There is increasing interest in the use of transdiagnostic approaches to treating emotional distress in cancer because of the recognition that anxiety and depressive disorders overlap considerably and that comorbidity is the rule rather than the exception. Treatment development research needs to be clearly linked to theoretical models that are applicable to a diverse range of clinical presentations of distress.⁸ Therefore, a transdiagnostic model and intervention that identifies and modifies a set of core psychological processes that underpin multiple forms of emotional distress may be most suitable for AYAC survivors.

A core process fundamental to the maintenance of a range of emotional distress forms is perseverative thinking (worry and rumination),^9,10 and this is evident in both AYAC survivors and older survivors of cancer. Frequent worry topics include fear of recurrence, uncertainly about the future, and being unable to have a fulfilling life.¹¹ Worry is linked to lower mood, greater frequency of intrusive thoughts,¹² somatic complaints, fatigue, and pain.¹³ Rumination is associated with anxiety and depression in AYAC survivors¹⁴ and prospectively predicts higher levels of intrusive thoughts, avoidance, and depressive symptoms.¹⁵

Metacognitive therapy (MCT),^16,17 which is derived from a transdiagnostic model of psychopathology—the Self-Regulatory Executive Function (S-REF) model^10,18—aims to modify the processes that underlie worry and rumination. This model proposes that negative thoughts and feelings are transitory experiences unless an individual responds to those negative thoughts and feelings with a particular thinking style, the Cognitive Attentional Syndrome (CAS). The CAS consists of perseverative thinking (rumination and worry), attentional strategies (monitoring for signs of potential threat), and counterproductive coping strategies (e.g., thought suppression and avoidance). It is activated and guided by metacognitive beliefs, and prolongs low mood and anxiety. The model proposes that the occurrence of negative thoughts activates positive metacognitive beliefs about the usefulness of worry, rumination, threat monitoring, and other coping strategies (e.g., “Worry helps me cope.”). Continued activation of the CAS is the result of negative metacognitive beliefs concerning the uncontrollability of thoughts and their dangerousness (e.g., “I have no control over my rumination/worry.”; “Worry can damage my mind and/or body.”).

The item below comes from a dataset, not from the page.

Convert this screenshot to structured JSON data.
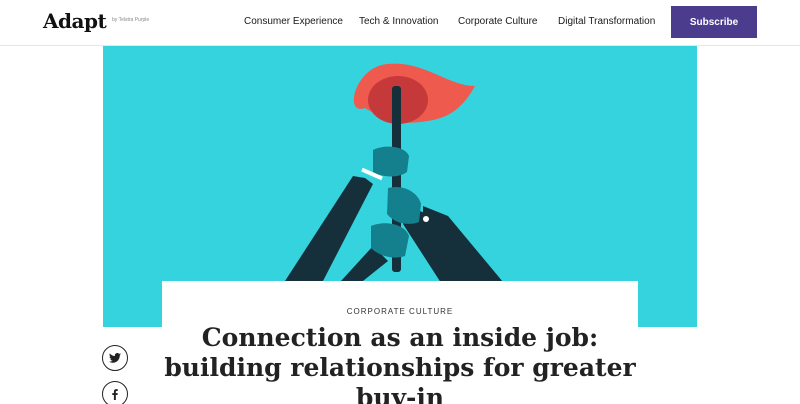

MCT helps patients understand the deleterious and counterproductive effects of the CAS, and treatment aims to enable patients to exert greater metacognitive control over the CAS. Both positive and negative metacognitive beliefs are challenged using verbal and behavioral reattribution and through specifically designed therapeutic methods, such as detached mindfulness (DM).¹⁹ MCT has evolved along the traditional treatment development route with treatment protocols designed for specific disorders. However, a rationale for developing a transdiagnostic treatment approach for all emotional disorders has been outlined, and a generic form of MCT was recently described.^17,18

The aim of this study was to conduct the first test of the feasibility and potential efficacy of MCT for AYAC survivors experiencing clinically significant distress. This study draws on the well-established framework for developing and translating psychological treatments.²⁰ Case series and open trial designs can establish the feasibility and potential efficacy of an intervention before progression to evaluation in randomized controlled trials. Such designs have previously been used in evaluating the potential of MCT for people with psychotic disorders,²¹ obsessive-compulsive disorder,^22,23 generalized anxiety disorder,²⁴ and treatment-resistant depression.^25,26

It was hypothesized that MCT would produce significant reductions in emotional distress (anxiety and depression), posttraumatic stress symptoms, and metacognitive beliefs and processes at posttreatment, and that the treatment gains would be maintained at 6-month follow-up.

Methods

Design

A nonrandomized open trial with six months of follow-up was used to evaluate the feasibility and potential efficacy of MCT in alleviating emotional distress experienced by AYAC survivors.

Participants and recruitment

Twelve AYAC survivors attending outpatient clinics at a teenage and young adult oncology unit participated. Inclusion criteria were (1) score ≥8 on either the anxiety or depression subscale of the Hospital Anxiety and Depression Scale (HADS),²⁷ (2) at least 16 years old at time of recruitment to the study, (3) participants reported that their distress primarily related to cancer, (4) no concurrent psychological treatment, (5) no cognitive behavioral therapy in the past two years, (6) not actively suicidal, (7) no current substance abuse, (8) no evidence of a psychotic or organic illness, and (9) ability to speak and understand English.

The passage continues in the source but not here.